Зе Мигел устроился за столиком, стоящим на улице, под деревом, ветви которого колеблются, когда задувает северо-восточный ветерок. Сейчас слышится только легкий шелест.

Утро приходит холодное, но спокойное. Спокойнее, чем паренек, прикорнувший в ожидании старшего табунщика Кустодио, который запаздывает. У ног паренька котомка, он ждет, ждет, всегда ненавидел ожидание, уже отошли два парома, в сознании Зе Мигела сны путаются с явью: он почти ничего не соображает от желания спать и от путаницы снов. Ему кажется, что он перерос ту жизнь, на которую его обрекли. Дед умер, друзей нет, дома все ненавистно, брат – чужой человек. Матери всегда был больше по душе брат, Мигел Зе, а не он, Зе Мигел. Кажется, и имена-то она дала им в шутку, чтобы их путали. Но он сделает все, чтобы быть не таким, как брат.

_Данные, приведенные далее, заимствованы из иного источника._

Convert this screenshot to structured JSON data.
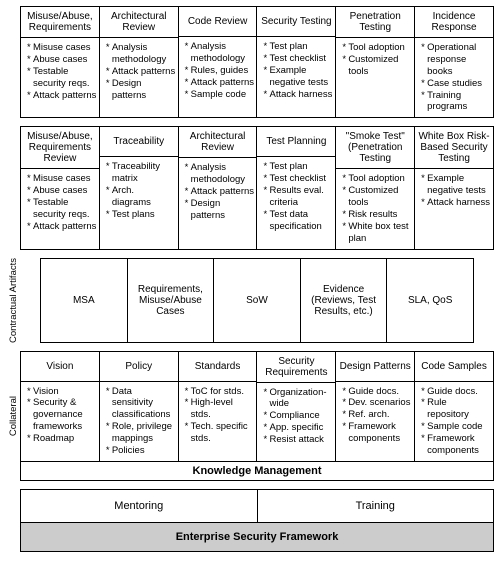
{
  "row1": [
    {
      "h": "Misuse/Abuse, Requirements",
      "items": [
        "Misuse cases",
        "Abuse cases",
        "Testable security reqs.",
        "Attack patterns"
      ]
    },
    {
      "h": "Architectural Review",
      "items": [
        "Analysis methodology",
        "Attack patterns",
        "Design patterns"
      ]
    },
    {
      "h": "Code Review",
      "items": [
        "Analysis methodology",
        "Rules, guides",
        "Attack patterns",
        "Sample code"
      ]
    },
    {
      "h": "Security Testing",
      "items": [
        "Test plan",
        "Test checklist",
        "Example negative tests",
        "Attack harness"
      ]
    },
    {
      "h": "Penetration Testing",
      "items": [
        "Tool adoption",
        "Customized tools"
      ]
    },
    {
      "h": "Incidence Response",
      "items": [
        "Operational response books",
        "Case studies",
        "Training programs"
      ]
    }
  ],
  "row2": [
    {
      "h": "Misuse/Abuse, Requirements Review",
      "items": [
        "Misuse cases",
        "Abuse cases",
        "Testable security reqs.",
        "Attack patterns"
      ]
    },
    {
      "h": "Traceability",
      "items": [
        "Traceability matrix",
        "Arch. diagrams",
        "Test plans"
      ]
    },
    {
      "h": "Architectural Review",
      "items": [
        "Analysis methodology",
        "Attack patterns",
        "Design patterns"
      ]
    },
    {
      "h": "Test Planning",
      "items": [
        "Test plan",
        "Test checklist",
        "Results eval. criteria",
        "Test data specification"
      ]
    },
    {
      "h": "\"Smoke Test\" (Penetration Testing",
      "items": [
        "Tool adoption",
        "Customized tools",
        "Risk results",
        "White box test plan"
      ]
    },
    {
      "h": "White Box Risk-Based Security Testing",
      "items": [
        "Example negative tests",
        "Attack harness"
      ]
    }
  ],
  "contractual": {
    "label": "Contractual Artifacts",
    "cells": [
      "MSA",
      "Requirements, Misuse/Abuse Cases",
      "SoW",
      "Evidence (Reviews, Test Results, etc.)",
      "SLA, QoS"
    ]
  },
  "collateral": {
    "label": "Collateral",
    "cols": [
      {
        "h": "Vision",
        "items": [
          "Vision",
          "Security & governance frameworks",
          "Roadmap"
        ]
      },
      {
        "h": "Policy",
        "items": [
          "Data sensitivity classifications",
          "Role, privilege mappings",
          "Policies"
        ]
      },
      {
        "h": "Standards",
        "items": [
          "ToC for stds.",
          "High-level stds.",
          "Tech. specific stds."
        ]
      },
      {
        "h": "Security Requirements",
        "items": [
          "Organization-wide",
          "Compliance",
          "App. specific",
          "Resist attack"
        ]
      },
      {
        "h": "Design Patterns",
        "items": [
          "Guide docs.",
          "Dev. scenarios",
          "Ref. arch.",
          "Framework components"
        ]
      },
      {
        "h": "Code Samples",
        "items": [
          "Guide docs.",
          "Rule repository",
          "Sample code",
          "Framework components"
        ]
      }
    ],
    "km": "Knowledge Management"
  },
  "mentoring": [
    "Mentoring",
    "Training"
  ],
  "esf": "Enterprise Security Framework"
}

(Еще два-три месяца назад ему это удавалось. Его называли Мигел Богач, а брата – Мигел Бедняк. Зато теперь он богаче меня, жизнь – штука пестрая, черт побери! Кто бы мог подумать, какие повороты готовит мне судьба в этом мире?! В то утро… Но стоит ли говорить об этом?!)

Не переставая ворчать, старик побрел из таверны под градом хохота и насмешек и рухнул наземь, словно ослепленный светом зари.

Может, от вина он пьян меньше, чем кажется. Его измаяла горечь воспоминаний и нечто другое, потому что он замечает паренька и просит, чтобы тот помог ему подняться.

Ему достаточно опереться на руку малого, чтобы рывком встать на ноги и оглядеться вокруг. Улыбнулся чему-то своему, потом лицо стало грустным, но он снова растянул губы в вымученной улыбке.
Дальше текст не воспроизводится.